La bataille juridique entre Qualcomm et ARM continue

Le conflit qui s’est enlisé depuis des mois dans des tractations techniques se poursuit entre Qualcomm et ARM.

Nuvia est toujours au centre du sujet, la marque rachetée par Qualcomm en 2021 a mis le feu aux poudres entre les deux entités. Qualcomm et ARM dansent ici une dernière valse avant d’en venir vraiment aux griffes.

Résumé rapide de la situation. Nuvia est une startup qui développe autour du jeu d’instruction ARM. Elle paye donc les licences et royalties nécessaires à ce développement de produit. Qualcomm fait de même et verse également sa dîme à ARM. Qualcomm rachète la startup Nuvia qui devient donc une entité intégrée de la marque. Qualcomm estime que sa division Nuvia étant intégrée, elle est couverte par les licences de Qualcomm et n’a donc plus à payer celles-ci de manière indépendante. ARM ne l’entend pas de cette oreille et veut que Nuvia continue à payer ses licences à part. Les deux firmes s’engagent dans une procédure de contentieux.

Aujourd’hui, ARM pousse le bouchon un peu plus loin en signifiant à Qualcomm qu’elle souhaitait annuler le contrat qui liait les deux entreprises. En clair, une fin de contrat pour signifier à Qualcomm qu’elle n’aurait plus le droit d’exploiter les licences ARM et donc de développer ses fameuses puces Snapdragon et autres.

Cela ne veut pas dire que les deux entreprises ne s’entendent plus, Qualcomm verse toujours des sommes importantes à ARM et les ingénieurs des deux entreprises travaillent de concert. Il s’agit ici d’un pas de plus dans une escalade juridique entre les deux entités. On apprend cela via Bloomberg quelques heures après l’annonce de Qualcomm de ses nouveaux processeurs Snapdragon basés sur ARM. Une annonce de sortie qui représente un investissement lourd avec un développement onéreux et une stratégie marketing complète, ce qui engage à nouveau les Snapdragon sur la voie ARM pour les années à venir. Des puces qui sont déjà annoncées par les plus grands acteurs du marché mobile qui ont déjà avancé de fortes sommes pour l’intégrer dans leur design. C’est donc le moment idéal, le plus critique, pour que ARM puisse taper du poing sur la table. Un moment où les conséquences techniques tombent en cascade.

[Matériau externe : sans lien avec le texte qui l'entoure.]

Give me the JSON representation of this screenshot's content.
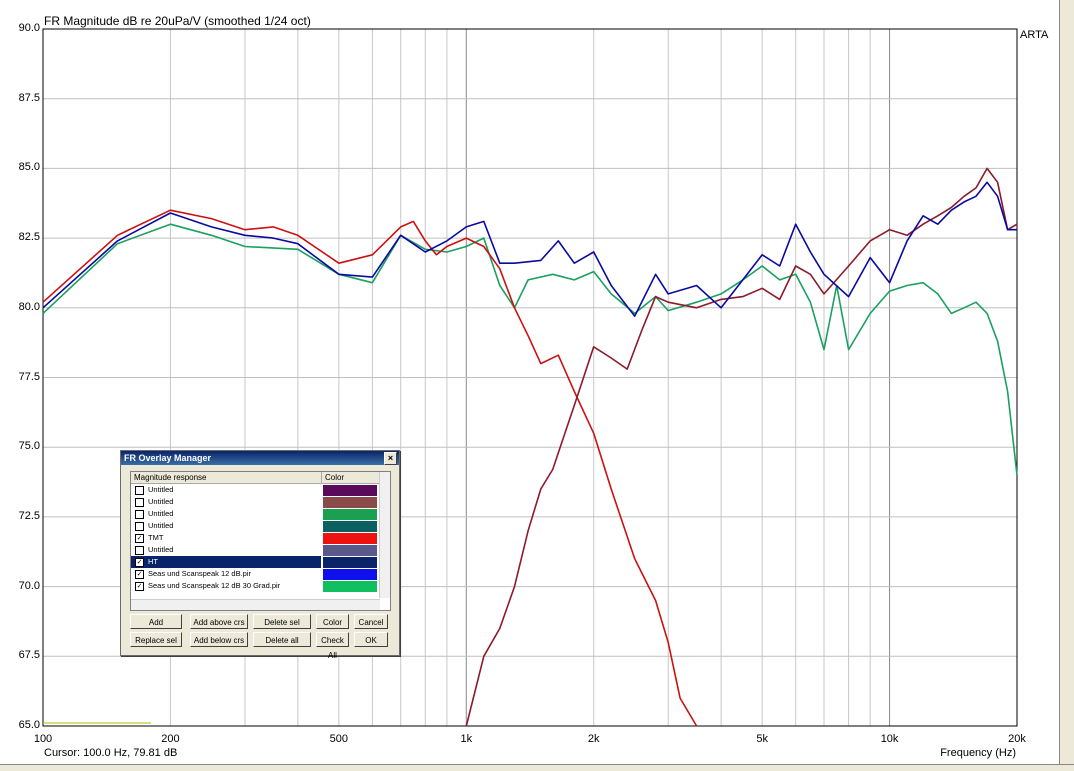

Quelles conséquences tout cela va-t-il avoir sur le marché ? presque aucune.

Avez-vous déjà vu de grands groupes industriels capitalistes vivant en symbiose en venir aux mains de manière à altérer gravement la santé financière des deux entreprises pour un gain absolument nul ? Moi jamais. Si ARM gagnait son pari et empêchait Qualcomm de développer son jeu d’instructions pour ses Snapdragon, ARM se tirerait un boulet de canon  dans le pied. La fin des Snapdragon entrainerait des pertes de royalties et de licences colossales. ARM n’a absolument aucun intérêt à ce que Qualcomm accepte cette fin de contrat.

Il s’agit ici purement et simplement d’une manœuvre de négociation de la part d’ARM. Un moyen de renégocier le contrat qui lie les deux entités. Je suppose que ARM veut réintégrer Nuvia dans le contrat et que Qualcomm s’y oppose.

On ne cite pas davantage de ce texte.